Religious people seem especially tempted to such grumbling. I remember a priest once being upset at learning that it might be that Anglicans celebrate and receive a valid Eucharist, as if that would not be something to be glad of, as if their enjoying the presence and the power of Christ in the sacrament took something away from the grace we Catholics enjoy. Some people have been upset by the remarkable statement in Vatican II”s Decree on Ecumenism: “Many, indeed very many, of the most significant elements and endowments that go to build up and give life to the Church can exist outside the visible structure of the Catholic Church.” “Why, then, be a Catholic?” I have heard it asked. When the Council spoke of “a ray of that truth which enlightens all men” being reflected in the beliefs and practices of non-Christian religions, some people grumbled and wondered, “Why be a Christian?” Once again, it is as if for God to be generous to others is thought somehow to be an injustice to us.

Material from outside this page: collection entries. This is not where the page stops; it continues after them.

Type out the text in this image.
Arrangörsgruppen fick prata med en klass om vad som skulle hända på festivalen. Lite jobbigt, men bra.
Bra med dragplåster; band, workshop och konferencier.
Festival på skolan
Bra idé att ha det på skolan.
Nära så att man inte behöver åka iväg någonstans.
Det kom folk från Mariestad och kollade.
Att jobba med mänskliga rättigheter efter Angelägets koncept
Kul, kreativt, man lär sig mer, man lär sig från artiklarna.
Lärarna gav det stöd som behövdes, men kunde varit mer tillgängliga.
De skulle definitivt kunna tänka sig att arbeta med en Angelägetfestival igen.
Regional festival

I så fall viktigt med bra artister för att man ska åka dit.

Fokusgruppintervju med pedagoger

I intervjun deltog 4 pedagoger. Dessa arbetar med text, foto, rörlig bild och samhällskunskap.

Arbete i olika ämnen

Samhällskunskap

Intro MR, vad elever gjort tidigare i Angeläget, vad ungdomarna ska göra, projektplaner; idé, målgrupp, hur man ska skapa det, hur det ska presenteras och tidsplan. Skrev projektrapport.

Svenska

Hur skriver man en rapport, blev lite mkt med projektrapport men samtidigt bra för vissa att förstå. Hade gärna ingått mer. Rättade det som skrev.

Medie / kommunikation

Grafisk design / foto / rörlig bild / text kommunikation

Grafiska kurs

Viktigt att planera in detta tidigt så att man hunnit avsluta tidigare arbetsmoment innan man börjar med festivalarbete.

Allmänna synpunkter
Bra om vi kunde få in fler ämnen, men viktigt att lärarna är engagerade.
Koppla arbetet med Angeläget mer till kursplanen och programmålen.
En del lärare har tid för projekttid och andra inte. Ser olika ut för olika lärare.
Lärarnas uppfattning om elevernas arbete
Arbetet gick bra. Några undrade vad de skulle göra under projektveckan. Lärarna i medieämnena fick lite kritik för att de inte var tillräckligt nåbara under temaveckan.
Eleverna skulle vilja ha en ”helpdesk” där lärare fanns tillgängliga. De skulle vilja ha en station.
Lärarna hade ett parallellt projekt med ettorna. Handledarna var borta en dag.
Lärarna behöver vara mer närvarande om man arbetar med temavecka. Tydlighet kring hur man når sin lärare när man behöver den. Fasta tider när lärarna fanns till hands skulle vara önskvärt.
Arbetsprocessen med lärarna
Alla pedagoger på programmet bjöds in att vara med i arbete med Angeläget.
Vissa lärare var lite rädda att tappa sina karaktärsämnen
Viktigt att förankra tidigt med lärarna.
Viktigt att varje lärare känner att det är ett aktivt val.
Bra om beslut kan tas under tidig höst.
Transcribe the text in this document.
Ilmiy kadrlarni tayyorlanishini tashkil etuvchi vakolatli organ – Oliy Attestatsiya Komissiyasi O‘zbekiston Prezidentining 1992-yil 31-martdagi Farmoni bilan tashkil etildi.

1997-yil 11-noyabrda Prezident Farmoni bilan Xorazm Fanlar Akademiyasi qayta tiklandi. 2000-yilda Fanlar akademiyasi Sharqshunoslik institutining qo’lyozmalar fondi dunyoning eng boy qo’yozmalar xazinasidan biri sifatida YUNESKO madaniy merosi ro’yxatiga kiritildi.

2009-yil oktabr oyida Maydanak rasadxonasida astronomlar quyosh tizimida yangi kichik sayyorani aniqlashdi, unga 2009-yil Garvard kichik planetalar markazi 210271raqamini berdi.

The point of today’s parable is effectively prepared by our first reading, from the prophet Isaiah: “My thoughts are not your thoughts, nor are your ways my ways, says the Lord. As high as the heavens are above the earth, so high are my ways above your ways, and my thoughts above your thoughts.” It was a lesson that Israel found it hard to accept, and it is a lesson that many Catholics have found it hard to accept. The prophet Hosea put the contrast sharply: “How can I give you up, O Ephraim! How can I hand you over, O Israel! I will not execute my fierce anger, I will not again destroy Ephraim; for I am God and not man, the Holy One in your midst, and I will not come to destroy” (Hos 11:8-9).
“For I am God, not man, the Holy One in your midst.” The utter transcendence of God does not consist in his eternity, in his omniscience, in his omnipotence; it consists in his holiness, and for him to be “the Holy One in our midst” is for him to love where human beings don’t love, because he does not come in fierce anger, because he does not come to destroy, because in fact he came in Jesus Christ, who embodied God’s generosity. This is what it means for the reign of God to have come, for the reign of God to continue to come. Could there be a sadder response than that we, rather than welcoming and celebrating it, instead resent God’s generosity?